African biomass burning is a substantial source of phosphorus deposition to the Amazon, Tropical Atlantic Ocean, and Southern Ocean

Abstract

The deposition of phosphorus (P) from African dust is believed to play an important role in bolstering primary productivity in the Amazon Basin and Tropical Atlantic Ocean (TAO), leading to sequestration of carbon dioxide. However, there are few measurements of African dust in South America that can robustly test this hypothesis and even fewer measurements of soluble P, which is readily available for stimulating primary production in the ocean. To test this hypothesis, we measured total and soluble P in long-range transported aerosols collected in Cayenne, French Guiana, a TAO coastal site located at the northeastern edge of the Amazon. Our measurements confirm that in boreal spring when African dust transport is greatest, dust supplies the majority of P, of which 5% is soluble. In boreal fall, when dust transport is at an annual minimum, we measured unexpectedly high concentrations of soluble P, which we show is associated with the transport of biomass burning (BB) from southern Africa. Integrating our results into a chemical transport model, we show that African BB supplies up to half of the P deposited annually to the Amazon from transported African aerosol. This observational study links P-rich BB aerosols from Africa to enhanced P deposition in the Amazon. Contrary to current thought, we also show that African BB is a more important source of soluble P than dust to the TAO and oceans in the Southern Hemisphere and may be more important for marine productivity, particularly in boreal summer and fall.

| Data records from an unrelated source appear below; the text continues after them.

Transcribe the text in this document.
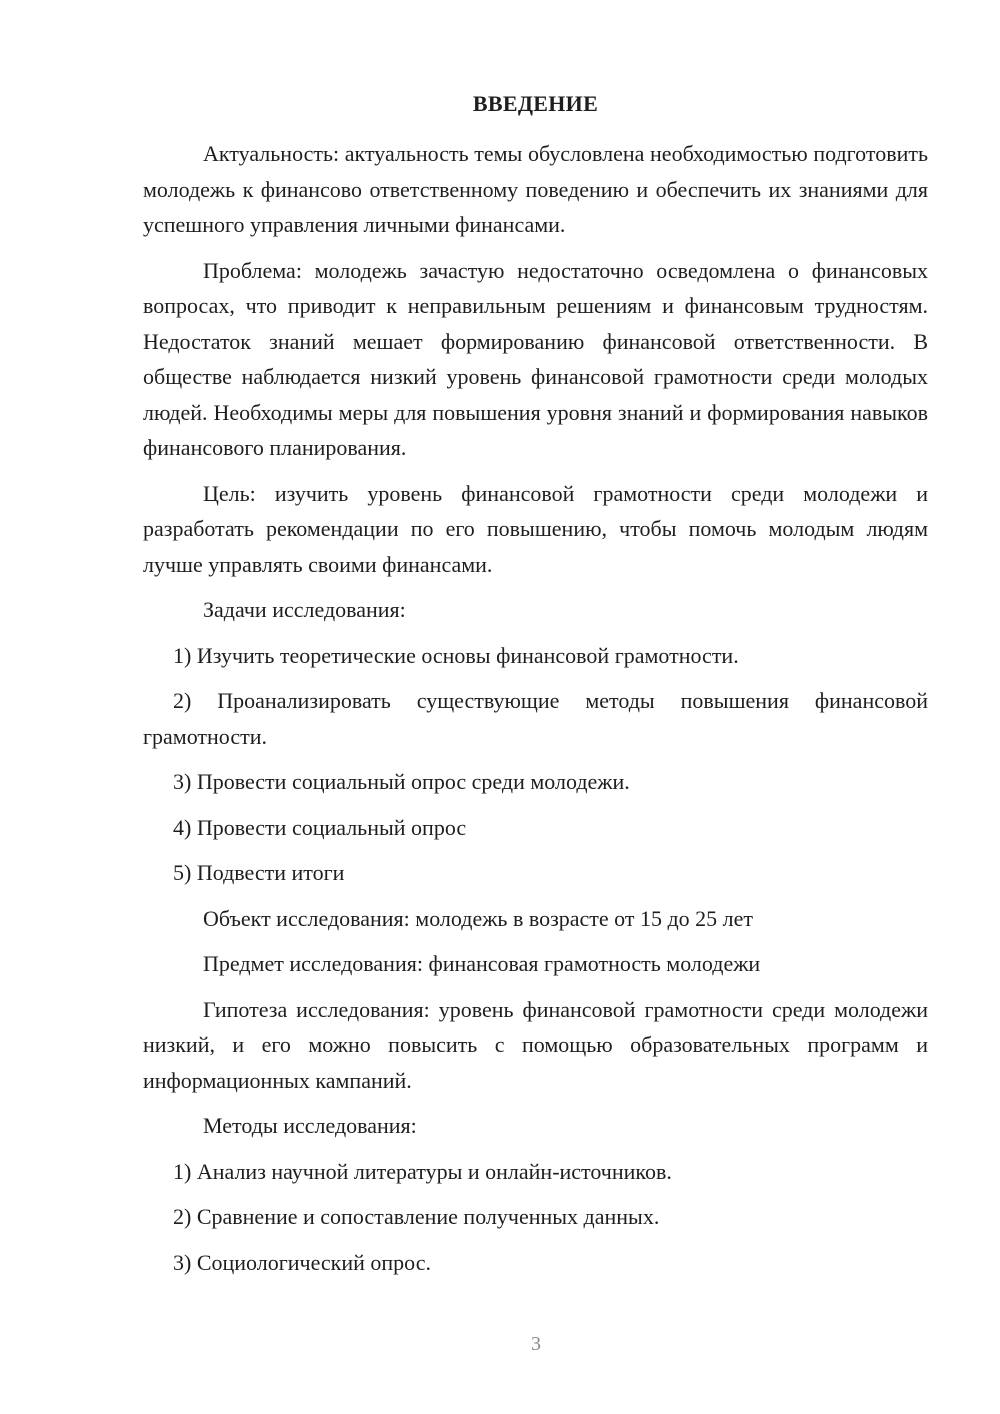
ВВЕДЕНИЕ

Актуальность: актуальность темы обусловлена необходимостью подготовить молодежь к финансово ответственному поведению и обеспечить их знаниями для успешного управления личными финансами.

Проблема: молодежь зачастую недостаточно осведомлена о финансовых вопросах, что приводит к неправильным решениям и финансовым трудностям. Недостаток знаний мешает формированию финансовой ответственности. В обществе наблюдается низкий уровень финансовой грамотности среди молодых людей. Необходимы меры для повышения уровня знаний и формирования навыков финансового планирования.

Цель: изучить уровень финансовой грамотности среди молодежи и разработать рекомендации по его повышению, чтобы помочь молодым людям лучше управлять своими финансами.

Задачи исследования:

1) Изучить теоретические основы финансовой грамотности.

2) Проанализировать существующие методы повышения финансовой грамотности.

3) Провести социальный опрос среди молодежи.

4) Провести социальный опрос

5) Подвести итоги

Объект исследования: молодежь в возрасте от 15 до 25 лет

Предмет исследования: финансовая грамотность молодежи

Гипотеза исследования: уровень финансовой грамотности среди молодежи низкий, и его можно повысить с помощью образовательных программ и информационных кампаний.

Методы исследования:

1) Анализ научной литературы и онлайн-источников.

2) Сравнение и сопоставление полученных данных.

3) Социологический опрос.

3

Keywords: Amazon Basin; Atlantic Ocean; biomass burning; dust; phosphorus.

Fig. 1.

Data are shown from spring only. A shows the dust concentration and percentage of SP in the Top and concentrations of TP and SP in the Bottom. Error bars for P measurements show one SD. B shows the correlation between dust and TP (Top), dust and SP (Middle), and percentage of soluble P and dust (Bottom). C shows HYSPLIT frequency plots of air mass back trajectories at 1,000 m initiated every 6 h from February 1 to March 31, 2016.

Fig. 2.

Data are shown for fall only. A shows the dust concentration and percentage of SP in the Top and concentrations of TP and SP in the Bottom. Error bars for P measurements show one SD. B shows the correlation between TP and dust (Top), dust and SP (Middle), and percentage of soluble P and dust (Bottom). C shows HYSPLIT frequency plots of air mass back trajectories at 1,000 m initiated every 6 h from September 1 to October 31, 2016.

Fig. 3.

A 315-h back trajectory initiated in Cayenne on September 28, 2016, at 1,000 m above ground level using HYSPLIT. B–D show the first 10 km of CALIPSO tracks that intersect the BT shown in A on (B) September 20, 2016, (C) September 22, 2016, and (D) September 28, 2016. The colored boxes in A correspond to the approximate location of where the CALIPSO overpass intersects the trajectory on September 20 (black box), September 22 (green box), and September 28 (purple box). Note that the altitude of the air mass is also boxed in corresponding colors. The black stars in A and D show the location of Cayenne.

Fig. 4.

Model predictions from CAM to estimate P deposition to the Amazon that were tuned to the observations to estimate the fraction of (A) TP deposition and (B) SP deposition from African dust (solid red line) and BB from both northern and southern Africa (dotted blue line). African dust and combustion sources of P are only included to investigate the relative importance of each transported source.

Fig. 5.

SP deposition (in milligrams per square meter per year) from all aerosol sources during boreal winter (DJF), spring (MAM), summer (JJA), and fall (SON). Model predictions in this figure were not tuned to our observations.

Fig. 6.

Percentage of SP deposited from global BB sources only in boreal winter (DJF), spring (MAM), summer (JJA), and fall (SON). Model predictions in this figure were not tuned to our observations.